After some miles you come to the intersection of two North East scenic trails. The AT meets the LP aka The Long Path. The LP is no where near as old and traveled as the AT, however it does offer the hiker some fantastic hiking opportunities, as in the first 16 miles which begin at the George Washington Bridge in Fort Lee. The LP takes the high route along the top of the Pallisades and offers the most breath taking views of NYC as you will get any where. Here in Harriman though, the LP comes from the South East, crosses, and exits out of Harriman to the North West, continues North and snakes its way up through East Central NY to Albany and then up to the Adirondaks.
We start to feel drops. Some of us came prepared for rain, and the others did not. With my camera attached to my Cotton Carrier Strapshot, I did stop and stow my camera in its case in my backpack and suspended my visual recording of our adventure. As is the case with the term “Scattered” it comes with other inherent qualities, and one of them is it is not drenching, and it is not steady. So though drops started, they never intensified, and soon the clouds parted enough that it seemed likely I could get my camera out again, so we stopped one more time.
The last feature along this section of the hike was The Fingerboard Shelter on the AT. For me this place was a much needed shelter in 1997. I was exhausted when I got here, it was late, water was not easy to get to, and the weather was turning. There were some other occupants, but fortunately there was room for me as well. For water you had to hike down the hill towards Lake Tiorati and if the stream was running, use that, and if not, then it was the lake water you took. As it turned out that was my last night of that trip, as a 3 day storm moved into the area and made hiking miserable.
After a couple more of those fleeting scattered showers, we arrived at the Lake Tiorati Picnic area which was down a side connecting blue trail off the AT. As with the last hike, there was a cold six pack of delicious craft brewed beer in a cooler waiting for us, and we quickly devoured every ounce.

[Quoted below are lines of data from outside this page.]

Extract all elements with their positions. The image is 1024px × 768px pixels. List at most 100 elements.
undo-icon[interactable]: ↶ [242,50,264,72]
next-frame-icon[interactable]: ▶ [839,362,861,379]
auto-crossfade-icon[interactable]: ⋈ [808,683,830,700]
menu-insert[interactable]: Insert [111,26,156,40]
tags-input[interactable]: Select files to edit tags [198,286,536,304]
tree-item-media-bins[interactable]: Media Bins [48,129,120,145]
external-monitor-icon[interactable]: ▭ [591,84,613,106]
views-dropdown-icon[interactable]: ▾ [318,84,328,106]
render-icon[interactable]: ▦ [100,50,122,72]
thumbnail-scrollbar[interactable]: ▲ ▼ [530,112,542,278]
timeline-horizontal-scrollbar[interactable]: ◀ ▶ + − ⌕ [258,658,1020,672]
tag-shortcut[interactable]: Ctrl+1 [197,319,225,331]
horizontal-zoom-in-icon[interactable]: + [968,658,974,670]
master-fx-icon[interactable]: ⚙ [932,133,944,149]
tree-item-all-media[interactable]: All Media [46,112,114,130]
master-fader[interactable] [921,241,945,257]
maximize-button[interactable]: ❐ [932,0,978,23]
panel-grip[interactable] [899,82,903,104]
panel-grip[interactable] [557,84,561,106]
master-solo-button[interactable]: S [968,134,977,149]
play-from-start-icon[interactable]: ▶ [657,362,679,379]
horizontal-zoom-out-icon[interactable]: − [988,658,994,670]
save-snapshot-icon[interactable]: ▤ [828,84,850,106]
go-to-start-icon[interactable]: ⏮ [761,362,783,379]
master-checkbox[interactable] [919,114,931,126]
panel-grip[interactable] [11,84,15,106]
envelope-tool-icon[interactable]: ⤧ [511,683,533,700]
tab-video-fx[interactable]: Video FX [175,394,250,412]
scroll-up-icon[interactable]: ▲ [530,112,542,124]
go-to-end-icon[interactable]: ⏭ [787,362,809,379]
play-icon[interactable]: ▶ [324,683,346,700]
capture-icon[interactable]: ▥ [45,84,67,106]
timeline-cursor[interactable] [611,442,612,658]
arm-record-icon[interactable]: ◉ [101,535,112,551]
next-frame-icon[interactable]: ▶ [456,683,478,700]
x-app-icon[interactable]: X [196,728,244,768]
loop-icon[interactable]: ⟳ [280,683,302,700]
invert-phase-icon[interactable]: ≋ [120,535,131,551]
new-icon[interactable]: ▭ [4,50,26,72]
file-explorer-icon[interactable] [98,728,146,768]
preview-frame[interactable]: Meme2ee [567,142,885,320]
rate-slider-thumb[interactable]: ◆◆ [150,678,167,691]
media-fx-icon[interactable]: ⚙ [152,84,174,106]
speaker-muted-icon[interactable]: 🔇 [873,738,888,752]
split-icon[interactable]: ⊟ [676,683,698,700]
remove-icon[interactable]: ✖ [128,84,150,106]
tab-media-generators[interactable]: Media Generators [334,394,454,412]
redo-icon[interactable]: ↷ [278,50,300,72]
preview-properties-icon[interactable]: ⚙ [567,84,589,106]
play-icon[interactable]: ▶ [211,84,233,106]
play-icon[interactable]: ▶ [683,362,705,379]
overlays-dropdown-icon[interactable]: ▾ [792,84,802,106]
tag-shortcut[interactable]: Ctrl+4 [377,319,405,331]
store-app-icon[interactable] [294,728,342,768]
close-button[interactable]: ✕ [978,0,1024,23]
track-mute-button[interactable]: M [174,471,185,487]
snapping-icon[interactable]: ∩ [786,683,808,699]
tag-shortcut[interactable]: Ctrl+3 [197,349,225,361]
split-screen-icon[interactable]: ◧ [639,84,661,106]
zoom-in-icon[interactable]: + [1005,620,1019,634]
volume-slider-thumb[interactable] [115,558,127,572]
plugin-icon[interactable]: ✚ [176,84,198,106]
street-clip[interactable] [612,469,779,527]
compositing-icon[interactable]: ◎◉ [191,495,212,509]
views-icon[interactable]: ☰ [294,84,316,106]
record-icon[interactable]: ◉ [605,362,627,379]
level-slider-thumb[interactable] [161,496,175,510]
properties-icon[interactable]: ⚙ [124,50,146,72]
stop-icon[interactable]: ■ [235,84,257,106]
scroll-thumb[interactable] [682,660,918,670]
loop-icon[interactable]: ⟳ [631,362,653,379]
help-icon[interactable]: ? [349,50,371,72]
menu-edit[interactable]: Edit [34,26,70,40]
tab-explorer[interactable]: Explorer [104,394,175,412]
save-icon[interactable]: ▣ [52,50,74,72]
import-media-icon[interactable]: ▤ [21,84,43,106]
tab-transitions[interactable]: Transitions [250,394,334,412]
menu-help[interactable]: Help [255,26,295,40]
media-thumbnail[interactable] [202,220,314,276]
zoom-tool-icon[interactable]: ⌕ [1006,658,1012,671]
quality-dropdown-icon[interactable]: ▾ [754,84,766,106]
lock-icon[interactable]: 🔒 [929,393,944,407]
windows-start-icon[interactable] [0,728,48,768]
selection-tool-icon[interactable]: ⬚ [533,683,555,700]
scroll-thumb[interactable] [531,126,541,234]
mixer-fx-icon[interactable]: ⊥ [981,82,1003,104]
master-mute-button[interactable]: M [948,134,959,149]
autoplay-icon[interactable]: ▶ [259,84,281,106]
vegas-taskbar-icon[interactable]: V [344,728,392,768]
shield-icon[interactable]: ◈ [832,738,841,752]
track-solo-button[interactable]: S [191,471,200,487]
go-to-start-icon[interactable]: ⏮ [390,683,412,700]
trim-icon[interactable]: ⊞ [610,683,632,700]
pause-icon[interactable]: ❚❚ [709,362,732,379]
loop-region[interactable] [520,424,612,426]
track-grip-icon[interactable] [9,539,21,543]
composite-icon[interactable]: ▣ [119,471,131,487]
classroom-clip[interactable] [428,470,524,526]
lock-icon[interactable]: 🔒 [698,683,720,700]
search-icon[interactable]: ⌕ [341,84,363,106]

So, it would seem that our mileage capabilities was right around 11 miles, plus or minus. At least at this point that is what feels doable, after you factor in the car shuttling and the amount of time it takes us to get to and from the trail heads from home, that makes for a pretty long day.
Our next section would take us from Lake Tiorati all the way to Bear Mountain, and everyone in our party was looking forward to that.